'He Brought a Message Back from Before the Flood':
[Thesis]
Ziemann, Marcus Daniel
The Iliad and Neo-Assyrian Propaganda and Ideology
Lopez-Ruiz, Carolina
The Ohio State University
2019
351
Ph.D.
The Ohio State University
2019
This project makes use of theories derived from globalization studies to reexamine Near Eastern influence on the Iliad. In particular, I read the Iliad against the rise of the Neo-Assyrian Empire in the 8th and 7th centuries BCE and the dissemination of Assyrian ideology around the eastern Mediterranean. After examining how the Assyrians pressed literary works, especially the Epic of Gilgamesh, into ideological service, I then triangulate the Iliad's response to Assyrian propaganda with other contemporary non-Assyrian texts, in particular the Book of Isaiah, to show that the Iliad was part of a larger intellectual world. I demonstrate that the Iliad's reactions to Assyria parallel those of other contemporary literatures, especially the Hebrew Bible. Consequently, my dissertation casts doubt on the idea that Near Eastern influence in the so-called Orientalizing Period (ca. 750-650 BCE) occurred mainly through "floating motifs," elements passed orally, without intentionality, across cultural-linguistic boundaries. Instead, I argue that Homer had direct knowledge of Near Eastern texts and that he purposefully adopted and adapted them for his own purposes. Therefore, I argue, differences between Homeric and Near Eastern parallels are not, as many scholars believe, due to Homer's indirect knowledge of Near Eastern literature and mythology but rather are the result of Homer's creative reworking of passages and themes. Moreover, as I engage with globalization dynamics, I show that the Iliad's reception of Near Eastern culture functions similarly to how non-Westerners today adopt aspects of Western culture.
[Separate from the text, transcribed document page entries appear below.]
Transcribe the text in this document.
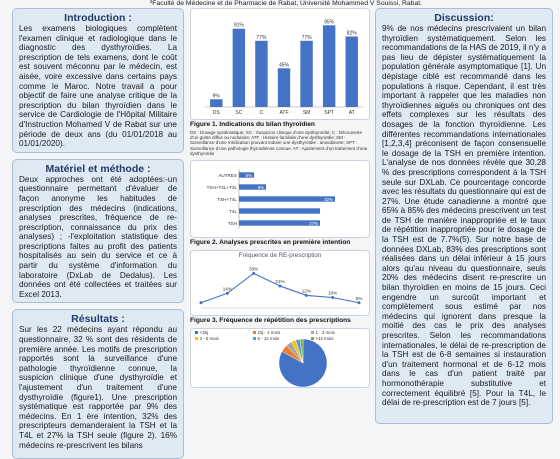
²Faculté de Médecine et de Pharmacie de Rabat, Université Mohammed V Souissi, Rabat.
Introduction :
Les examens biologiques complètent l'examen clinique et radiologique dans le diagnostic des dysthyroïdies. La prescription de tels examens, dont le coût est souvent méconnu par le médecin, est aisée, voire excessive dans certains pays comme le Maroc. Notre travail a pour objectif de faire une analyse critique de la prescription du bilan thyroïdien dans le service de Cardiologie de l'Hôpital Militaire d'Instruction Mohamed V de Rabat sur une période de deux ans (du 01/01/2018 au 01/01/2020).
Matériel et méthode :
Deux approches ont été adoptées:-un questionnaire permettant d'évaluer de façon anonyme les habitudes de prescription des médecins (indications, analyses prescrites, fréquence de re-prescription, connaissance du prix des analyses) ; -l'exploitation statistique des prescriptions faites au profit des patients hospitalisés au sein du service et ce à partir du système d'information du laboratoire (DxLab de Dedalus). Les données ont été collectées et traitées sur Excel 2013.
Résultats :
Sur les 22 médecins ayant répondu au questionnaire, 32 % sont des résidents de première année. Les motifs de prescription rapportés sont la surveillance d'une pathologie thyroïdienne connue, la suspicion clinique d'une dysthyroïdie et l'ajustement d'un traitement d'une dysthyroïdie (figure1). Une prescription systématique est rapportée par 9% des médecins. En 1 ère intention, 32% des prescripteurs demanderaient la TSH et la T4L et 27% la TSH seule (figure 2). 16% médecins re-prescrivent les bilans
9%
DS
91%
SC
77%
C
45%
ATF
77%
SM
95%
SPT
82%
AT
Figure 1. Indications du bilan thyroïdien
DS : Dosage systématique; SC : Suspicion clinique d'une dysthyroïdie; C : Découverte d'un goitre diffus ou nodulaire; ATF : Histoire familiale d'une dysthyroïdie; SM : Surveillance d'une médication pouvant induire une dysthyroïdie : amiodarone; SPT : Surveillance d'une pathologie thyroïdienne connue; AT : Ajustement d'un traitement d'une dysthyroïdie
AUTRES 5%
TSH+T4L+T3L	9%
TSH+T4L	32%
T4L
TSH	27%
Figure 2. Analyses prescrites en première intention
Fréquence de RE-prescription
14%
33%
21%
12%	10%
5%
Figure 3. Fréquence de répétition des prescriptions
<15j	15j - 1 mois	1 - 3 mois
3 - 6 mois	6 - 12 mois	>12 mois
Discussion:
9% de nos médecins prescrivaient un bilan thyroïdien systématiquement. Selon les recommandations de la HAS de 2019, il n'y a pas lieu de dépister systématiquement la population générale asymptomatique [1]. Un dépistage ciblé est recommandé dans les populations à risque. Cependant, il est très important à rappeler que les maladies non thyroïdiennes aiguës ou chroniques ont des effets complexes sur les résultats des dosages de la fonction thyroïdienne. Les différentes recommandations internationales [1,2,3,4] préconisent de façon consensuelle le dosage de la TSH en première intention. L'analyse de nos données révèle que 30,28 % des prescriptions correspondent à la TSH seule sur DXLab. Ce pourcentage concorde avec les résultats du questionnaire qui est de 27%. Une étude canadienne a montré que 65% à 85% des médecins prescrivent un test de TSH de manière inappropriée et le taux de répétition inappropriée pour le dosage de la TSH est de 7.7%(5). Sur notre base de données DXLab, 83% des prescriptions sont réalisées dans un délai inférieur à 15 jours alors qu'au niveau du questionnaire, seuls 20% des médecins disent re-prescrire un bilan thyroïdien en moins de 15 jours. Ceci engendre un surcoût important et complètement sous estimé par nos médecins qui ignorent dans presque la moitié des cas le prix des analyses prescrites. Selon les recommandations internationales, le délai de re-prescription de la TSH est de 6-8 semaines si instauration d'un traitement hormonal et de 6-12 mois dans le cas d'un patient traité par hormonothérapie substitutive et correctement équilibré [5]. Pour la T4L, le délai de re-prescription est de 7 jours [5].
The Iliad's adoption of Near Eastern material helped enhance Greeks' prestige in a world centered on Assyrian high culture. While I restrict myself to the Iliad in this project, my work here has implications for the rest of Greek Archaic Poetry (the Odyssey, the Hesiodic poems, and the Homeric Hymns) and how we ought to understand Near Eastern influence on those poems as well.